A week later, the Senate rejected the League of Nations treaty. For the next two decades, America stood at a remove from the world’s only diplomatic body that might have effected peace.
In 1931, President Herbert Hoover spoke of peace to dedicate the national temple of Armistice Day that our nation erected in a quiet grove near the Lincoln Memorial.
In 1932 the unemployed, hungry and homeless veterans came to Washington to lobby for their promised pay — and were turned away. On July 28, Hoover ordered that they clear out of Washington. Gen. Douglas MacArthur interpreted the order to mean he should wipe out the camps the old veterans had set up across the Potomac, and he attacked the men he had led in battle 14 years earlier. The assault played heavily on voters, who turned Hoover out in the election.

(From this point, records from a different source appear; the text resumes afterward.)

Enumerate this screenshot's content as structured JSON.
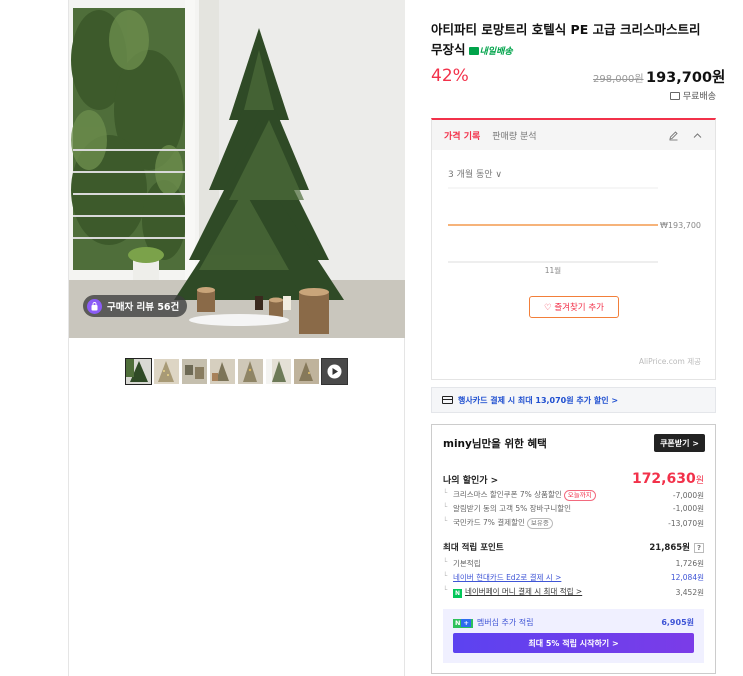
{
  "product": {
    "title": "아티파티 로망트리 호텔식 PE 고급 크리스마스트리 무장식",
    "arrival_badge": "내일배송",
    "discount": "42%",
    "original_price": "298,000원",
    "sale_price": "193,700원",
    "shipping": "무료배송"
  },
  "gallery": {
    "review_pill": "구매자 리뷰 56건",
    "thumbnail_count": 8,
    "active_thumbnail": 1,
    "last_thumbnail_is_video": true
  },
  "price_history": {
    "tab_active": "가격 기록",
    "tab_other": "판매량 분석",
    "period": "3 개월 동안 ∨",
    "price_label": "₩193,700",
    "month_label": "11월",
    "favorite_button": "♡ 즐겨찾기 추가",
    "credit": "AliPrice.com 제공"
  },
  "card_banner": {
    "text": "행사카드 결제 시 최대 13,070원 추가 할인 >"
  },
  "benefit": {
    "title": "miny님만을 위한 혜택",
    "coupon_button": "쿠폰받기 >",
    "my_price_label": "나의 할인가 >",
    "my_price_value": "172,630",
    "my_price_unit": "원",
    "discounts": [
      {
        "label": "크리스마스 할인쿠폰 7% 상품할인",
        "tag": "오늘까지",
        "value": "-7,000원"
      },
      {
        "label": "알림받기 동의 고객 5% 장바구니할인",
        "tag": "",
        "value": "-1,000원"
      },
      {
        "label": "국민카드 7% 결제할인",
        "tag": "보유중",
        "value": "-13,070원"
      }
    ],
    "points_label": "최대 적립 포인트",
    "points_value": "21,865원",
    "points_help": "?",
    "points": [
      {
        "label": "기본적립",
        "value": "1,726원"
      },
      {
        "label": "네이버 현대카드 Ed2로 결제 시 >",
        "value": "12,084원"
      },
      {
        "label": "네이버페이 머니 결제 시 최대 적립 >",
        "value": "3,452원"
      }
    ],
    "member_label": "멤버십 추가 적립",
    "member_value": "6,905원",
    "member_button": "최대 5% 적립 시작하기 >"
  },
  "colors": {
    "accent_red": "#f2314a",
    "link_blue": "#3f55d6",
    "naver_green": "#03c75a",
    "member_purple": "#5c42f0"
  }
}
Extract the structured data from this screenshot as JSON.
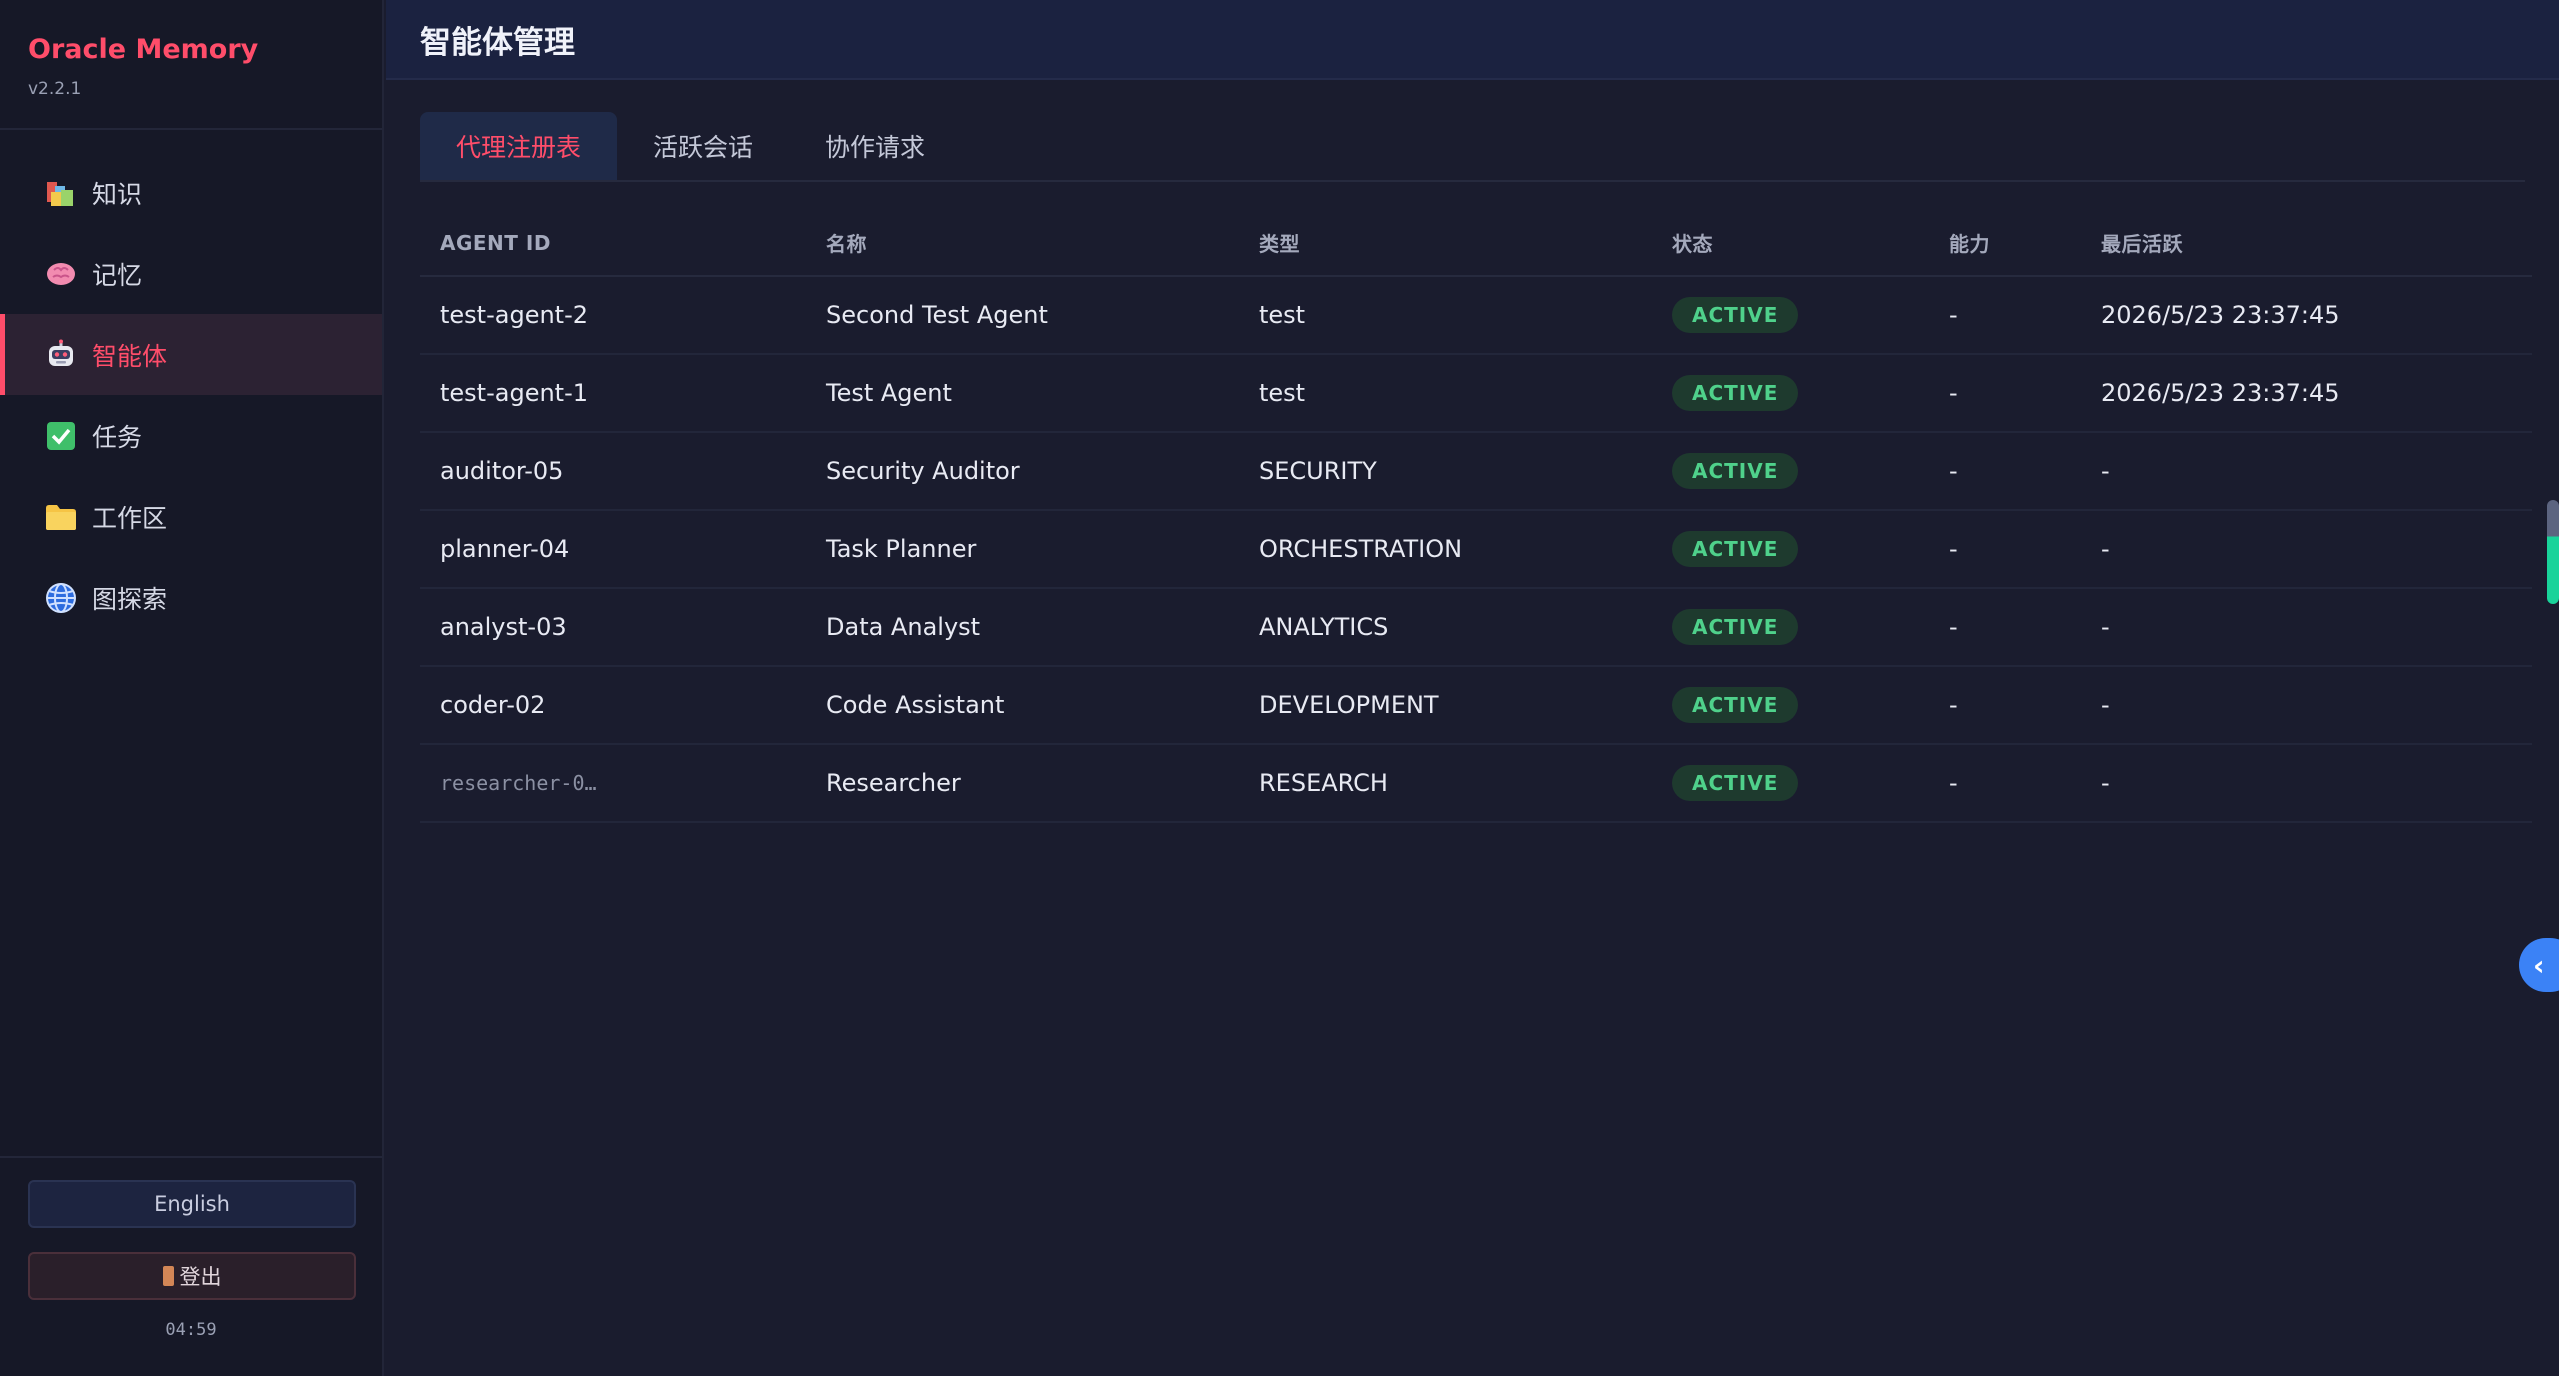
{
  "sidebar": {
    "brand_title": "Oracle Memory",
    "version": "v2.2.1",
    "items": [
      {
        "label": "知识",
        "icon": "books-icon"
      },
      {
        "label": "记忆",
        "icon": "brain-icon"
      },
      {
        "label": "智能体",
        "icon": "robot-icon",
        "active": true
      },
      {
        "label": "任务",
        "icon": "checkbox-icon"
      },
      {
        "label": "工作区",
        "icon": "folder-icon"
      },
      {
        "label": "图探索",
        "icon": "globe-icon"
      }
    ],
    "language_button": "English",
    "logout_button": "登出",
    "clock": "04:59"
  },
  "header": {
    "title": "智能体管理"
  },
  "tabs": [
    {
      "label": "代理注册表",
      "active": true
    },
    {
      "label": "活跃会话"
    },
    {
      "label": "协作请求"
    }
  ],
  "table": {
    "headers": [
      "AGENT ID",
      "名称",
      "类型",
      "状态",
      "能力",
      "最后活跃"
    ],
    "rows": [
      {
        "id": "test-agent-2",
        "name": "Second Test Agent",
        "type": "test",
        "status": "ACTIVE",
        "capability": "-",
        "last_active": "2026/5/23 23:37:45"
      },
      {
        "id": "test-agent-1",
        "name": "Test Agent",
        "type": "test",
        "status": "ACTIVE",
        "capability": "-",
        "last_active": "2026/5/23 23:37:45"
      },
      {
        "id": "auditor-05",
        "name": "Security Auditor",
        "type": "SECURITY",
        "status": "ACTIVE",
        "capability": "-",
        "last_active": "-"
      },
      {
        "id": "planner-04",
        "name": "Task Planner",
        "type": "ORCHESTRATION",
        "status": "ACTIVE",
        "capability": "-",
        "last_active": "-"
      },
      {
        "id": "analyst-03",
        "name": "Data Analyst",
        "type": "ANALYTICS",
        "status": "ACTIVE",
        "capability": "-",
        "last_active": "-"
      },
      {
        "id": "coder-02",
        "name": "Code Assistant",
        "type": "DEVELOPMENT",
        "status": "ACTIVE",
        "capability": "-",
        "last_active": "-"
      },
      {
        "id": "researcher-0…",
        "name": "Researcher",
        "type": "RESEARCH",
        "status": "ACTIVE",
        "capability": "-",
        "last_active": "-"
      }
    ]
  },
  "colors": {
    "accent": "#ff4d6a",
    "active_status": "#4fd18b",
    "collapse_button": "#3b82f6"
  },
  "collapse_button_icon": "chevron-left-icon"
}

In 1938, the Congress that wanted nothing more to do with European wars made the 11th of November a legal holiday, “a day to be dedicated to the cause of world peace and to be thereafter celebrated and known as ‘Armistice Day,’” For the first time, the United States formally honored the end of a war rather than the day a war had begun, such as the battles of Lexington and Concord, the firing on Fort Sumter in 1861, the sinking of the Maine.
We honored Armistice Day in 1940 anyway, and again in 1941, a month before Pearl Harbor. For the next four years we still celebrated Armistice Day, even while the world heaved under bombs, guns and battleships.
After Korea, the average American no longer thought “armistice” meant peace. It now meant “a miserable line drawn between northern and southern Korea that marked the place where in July 1953 poorly trained, equipped, and led Chinese and Korean communists had forced American soldiers into a stalemate.” Armistice now meant humiliation, and its holiday was at an end.
In 1954 Congress changed the name to Veterans Day. Without debate or protest, 35 years of nominally celebrating the laying down of arms passed into history.
Then, in the division over the Vietnam War, Congress dismissed even the semblance of Nov. 11 as a day to give peace a chance; the holiday moved to the fourth Monday of October to assure a three-day weekend. In 1978, Congress restored the date but not the occasion or even the honor, continuing under the name Veterans Day.
Almost one century after the peace that gave birth to Veterans Day, the end of the war to end all wars is a mote in the dustbin of history. Our collective memory of the guns going silent around the world at the 11th hour, of the 11th day, of the 11th month, has failed us. The Armistice Memorial in Washington is thoroughly decayed and rarely visited.
But the speeches, the news opinion articles and talk shows, the notion of what it is that we are honoring on 11/11 now carry the unmistakable message that our pride no longer comes from a continual search for peace but from our military might.